S’agissant du montant de l’indemnité – laquelle doit être fixée eu égard aux opérations nécessaires pour la conduite du procès, et en considération de l'importance de la cause, de ses difficultés, de l'ampleur du travail et du temps consacré par le conseil juridique commis d'office (cf. art. 2 RAJ [règlement du 7 décembre 2010 sur l'assistance en matière civile; RSV 211.02.3]) -, il y a lieu de relever ce qui suit : le conseil d’office a produit une liste de ses opérations pour une durée de 25 minutes en 2010. Il y a lieu de rémunérer ces heures de travail au tarif usuel (180 fr./heure), ce qui représente un montant de 75 fr., auquel s'ajoute la TVA au taux de 7.6 % (5 fr. 70). Pour l'année 2011, sa liste des opérations s'est élevée à 9 heures 16. Il y a lieu de rémunérer ces heures de travail au tarif usuel (180 fr./heure) et d’allouer un montant forfaitaire de 100 fr. pour les débours, ce qui représente au total un montant de 1'768 fr., auquel s'ajoute la TVA au taux de 8 %, y compris les débours (141 fr. 45). L’indemnité d'office s'élève ainsi à un montant de 1'990 fr. 15, débours et TVA comprise. Il n’y a pas lieu d’allouer des dépens.

Compte tenu de l'ampleur de la procédure, les frais judiciaires doivent être arrêtés à 400 fr. et être mis provisoirement à la charge du canton (art. 69 al.1bis LAI).

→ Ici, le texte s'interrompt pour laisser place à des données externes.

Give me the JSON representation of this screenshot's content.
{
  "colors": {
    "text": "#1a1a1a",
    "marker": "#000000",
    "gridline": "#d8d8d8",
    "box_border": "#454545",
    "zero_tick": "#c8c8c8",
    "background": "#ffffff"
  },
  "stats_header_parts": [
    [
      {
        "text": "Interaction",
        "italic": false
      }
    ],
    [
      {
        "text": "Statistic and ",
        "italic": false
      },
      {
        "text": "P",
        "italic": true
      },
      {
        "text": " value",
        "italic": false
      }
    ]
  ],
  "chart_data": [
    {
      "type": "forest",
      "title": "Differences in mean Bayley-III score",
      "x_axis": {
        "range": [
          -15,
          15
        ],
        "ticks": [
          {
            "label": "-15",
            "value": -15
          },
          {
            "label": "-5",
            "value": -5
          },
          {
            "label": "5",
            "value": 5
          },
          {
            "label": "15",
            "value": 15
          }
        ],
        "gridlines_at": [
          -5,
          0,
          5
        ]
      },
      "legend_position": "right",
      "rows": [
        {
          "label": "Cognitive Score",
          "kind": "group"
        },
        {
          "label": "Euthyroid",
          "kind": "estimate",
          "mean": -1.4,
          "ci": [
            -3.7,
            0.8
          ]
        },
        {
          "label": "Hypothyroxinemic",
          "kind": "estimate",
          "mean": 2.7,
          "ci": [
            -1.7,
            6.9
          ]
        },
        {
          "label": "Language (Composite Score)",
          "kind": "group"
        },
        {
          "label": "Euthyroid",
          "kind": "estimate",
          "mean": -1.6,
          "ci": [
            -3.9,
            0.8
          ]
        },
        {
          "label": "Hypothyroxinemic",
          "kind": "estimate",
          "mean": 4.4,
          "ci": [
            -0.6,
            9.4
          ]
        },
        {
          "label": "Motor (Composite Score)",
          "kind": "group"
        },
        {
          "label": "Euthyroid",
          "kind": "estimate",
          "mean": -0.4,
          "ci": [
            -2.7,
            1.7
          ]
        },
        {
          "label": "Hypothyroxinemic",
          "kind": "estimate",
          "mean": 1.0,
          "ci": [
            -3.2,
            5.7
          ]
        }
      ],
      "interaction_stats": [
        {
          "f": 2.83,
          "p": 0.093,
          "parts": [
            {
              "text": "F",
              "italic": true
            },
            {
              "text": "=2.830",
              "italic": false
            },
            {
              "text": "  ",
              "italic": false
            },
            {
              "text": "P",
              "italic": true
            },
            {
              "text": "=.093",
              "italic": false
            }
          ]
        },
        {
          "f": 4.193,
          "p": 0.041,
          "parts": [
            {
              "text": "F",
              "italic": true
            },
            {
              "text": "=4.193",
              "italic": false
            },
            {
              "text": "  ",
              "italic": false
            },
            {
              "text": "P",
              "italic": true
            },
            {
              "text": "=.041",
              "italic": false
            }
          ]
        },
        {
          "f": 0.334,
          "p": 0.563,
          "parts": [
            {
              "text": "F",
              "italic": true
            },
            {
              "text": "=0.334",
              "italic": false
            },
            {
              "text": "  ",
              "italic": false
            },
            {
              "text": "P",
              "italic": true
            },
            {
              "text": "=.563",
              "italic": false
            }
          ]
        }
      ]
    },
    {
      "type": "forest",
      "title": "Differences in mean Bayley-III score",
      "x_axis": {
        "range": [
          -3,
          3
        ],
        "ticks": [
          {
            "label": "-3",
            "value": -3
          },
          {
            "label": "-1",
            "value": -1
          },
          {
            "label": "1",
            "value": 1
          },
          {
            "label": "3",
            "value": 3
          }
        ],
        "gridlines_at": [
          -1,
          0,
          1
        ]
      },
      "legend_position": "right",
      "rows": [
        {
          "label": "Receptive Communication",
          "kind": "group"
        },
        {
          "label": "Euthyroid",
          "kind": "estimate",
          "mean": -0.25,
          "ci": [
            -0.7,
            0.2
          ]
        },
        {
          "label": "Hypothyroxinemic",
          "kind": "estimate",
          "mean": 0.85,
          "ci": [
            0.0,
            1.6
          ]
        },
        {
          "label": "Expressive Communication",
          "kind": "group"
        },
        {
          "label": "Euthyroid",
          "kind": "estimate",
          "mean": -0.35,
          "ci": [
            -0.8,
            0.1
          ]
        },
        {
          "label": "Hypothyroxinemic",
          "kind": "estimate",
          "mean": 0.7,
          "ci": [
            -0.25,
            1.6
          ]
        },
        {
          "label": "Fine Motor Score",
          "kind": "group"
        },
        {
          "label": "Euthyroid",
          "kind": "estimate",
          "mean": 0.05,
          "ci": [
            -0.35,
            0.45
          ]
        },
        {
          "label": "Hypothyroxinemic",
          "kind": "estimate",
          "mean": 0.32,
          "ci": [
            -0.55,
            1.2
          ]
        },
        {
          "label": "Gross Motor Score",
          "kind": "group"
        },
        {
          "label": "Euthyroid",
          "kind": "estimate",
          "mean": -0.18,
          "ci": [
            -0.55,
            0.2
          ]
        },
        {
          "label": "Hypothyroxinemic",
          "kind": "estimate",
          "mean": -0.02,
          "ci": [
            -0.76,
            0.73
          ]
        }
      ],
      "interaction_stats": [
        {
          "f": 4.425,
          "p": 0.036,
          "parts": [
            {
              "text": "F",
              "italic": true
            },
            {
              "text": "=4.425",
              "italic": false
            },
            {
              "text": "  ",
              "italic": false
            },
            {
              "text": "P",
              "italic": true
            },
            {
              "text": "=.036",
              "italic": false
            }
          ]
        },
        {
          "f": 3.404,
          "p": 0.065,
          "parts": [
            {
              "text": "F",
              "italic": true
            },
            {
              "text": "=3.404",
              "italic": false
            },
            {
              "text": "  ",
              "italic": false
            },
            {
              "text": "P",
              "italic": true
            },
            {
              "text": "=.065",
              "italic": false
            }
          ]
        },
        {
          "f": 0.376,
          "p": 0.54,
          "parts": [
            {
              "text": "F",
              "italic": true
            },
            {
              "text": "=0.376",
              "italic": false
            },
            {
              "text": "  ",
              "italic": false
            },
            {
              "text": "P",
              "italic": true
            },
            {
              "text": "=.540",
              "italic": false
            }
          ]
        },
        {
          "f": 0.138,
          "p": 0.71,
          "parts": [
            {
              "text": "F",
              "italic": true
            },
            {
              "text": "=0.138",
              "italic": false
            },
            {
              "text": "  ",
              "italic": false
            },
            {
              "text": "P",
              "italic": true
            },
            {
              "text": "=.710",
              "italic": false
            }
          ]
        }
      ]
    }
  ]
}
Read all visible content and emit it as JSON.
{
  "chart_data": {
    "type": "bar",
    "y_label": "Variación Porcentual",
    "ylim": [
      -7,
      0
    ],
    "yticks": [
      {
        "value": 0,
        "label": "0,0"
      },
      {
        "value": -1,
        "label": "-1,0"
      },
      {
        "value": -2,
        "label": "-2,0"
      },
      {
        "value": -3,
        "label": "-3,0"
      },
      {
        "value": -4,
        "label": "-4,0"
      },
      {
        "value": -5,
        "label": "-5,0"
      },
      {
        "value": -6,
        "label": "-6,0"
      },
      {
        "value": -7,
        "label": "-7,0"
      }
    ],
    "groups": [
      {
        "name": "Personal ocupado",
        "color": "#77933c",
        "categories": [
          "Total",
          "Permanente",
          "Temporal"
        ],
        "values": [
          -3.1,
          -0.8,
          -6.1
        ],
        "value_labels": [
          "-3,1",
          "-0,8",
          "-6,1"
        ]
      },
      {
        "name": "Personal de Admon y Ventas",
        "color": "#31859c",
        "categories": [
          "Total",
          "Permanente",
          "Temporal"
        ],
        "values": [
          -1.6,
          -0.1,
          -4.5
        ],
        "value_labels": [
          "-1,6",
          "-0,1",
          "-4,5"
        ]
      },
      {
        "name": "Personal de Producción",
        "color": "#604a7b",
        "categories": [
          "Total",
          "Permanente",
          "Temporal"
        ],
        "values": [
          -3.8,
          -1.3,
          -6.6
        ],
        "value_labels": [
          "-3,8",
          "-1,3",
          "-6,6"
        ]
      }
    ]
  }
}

Par ces motifs, la Cour des assurances sociales prononce :

I. Le recours est rejeté.

II. La décision rendue les 29 novembre 2010/17 janvier 2011 par l'Office de l'assurance-invalidité pour le canton de Vaud est confirmée.

III. Les frais judiciaires, arrêtés à 400 fr. (quatre cents francs), sont laissés à la charge de l’Etat.

IV. L’indemnité d’office de Me Eric Cerottini, conseil de la recourante, est arrêtée à 1'990 fr. 15 (mille neuf cent nonante francs et quinze centimes).

V. Il n’est pas alloué de dépens.

VI. Le bénéficiaire de l’assistance judiciaire est, dans la mesure de l’art. 123 CPC applicable par renvoi de l’art. 18 al. 5 LPA-VD, tenu au remboursement des frais judiciaires et de l’indemnité du conseil d’office mis à la charge de l’Etat.

Le président : La greffière:

Du

L'arrêt qui précède, dont la rédaction a été approuvée à huis clos, est notifié à :

‑ Me Eric Cerottini (pour Mme X.________) ‑ Office de l'assurance-invalidité pour le canton de Vaud

Office fédéral des assurances sociales

par l'envoi de photocopies.

Le présent arrêt peut faire l'objet d'un recours en matière de droit public devant le Tribunal fédéral au sens des art. 82 ss LTF (loi du 17 juin 2005 sur le Tribunal fédéral ; RS 173.110), cas échéant d'un recours constitutionnel subsidiaire au sens des art. 113 ss LTF. Ces recours doivent être déposés devant le Tribunal fédéral (Schweizerhofquai 6, 6004 Lucerne) dans les trente jours qui suivent la présente notification (art. 100 al. 1 LTF).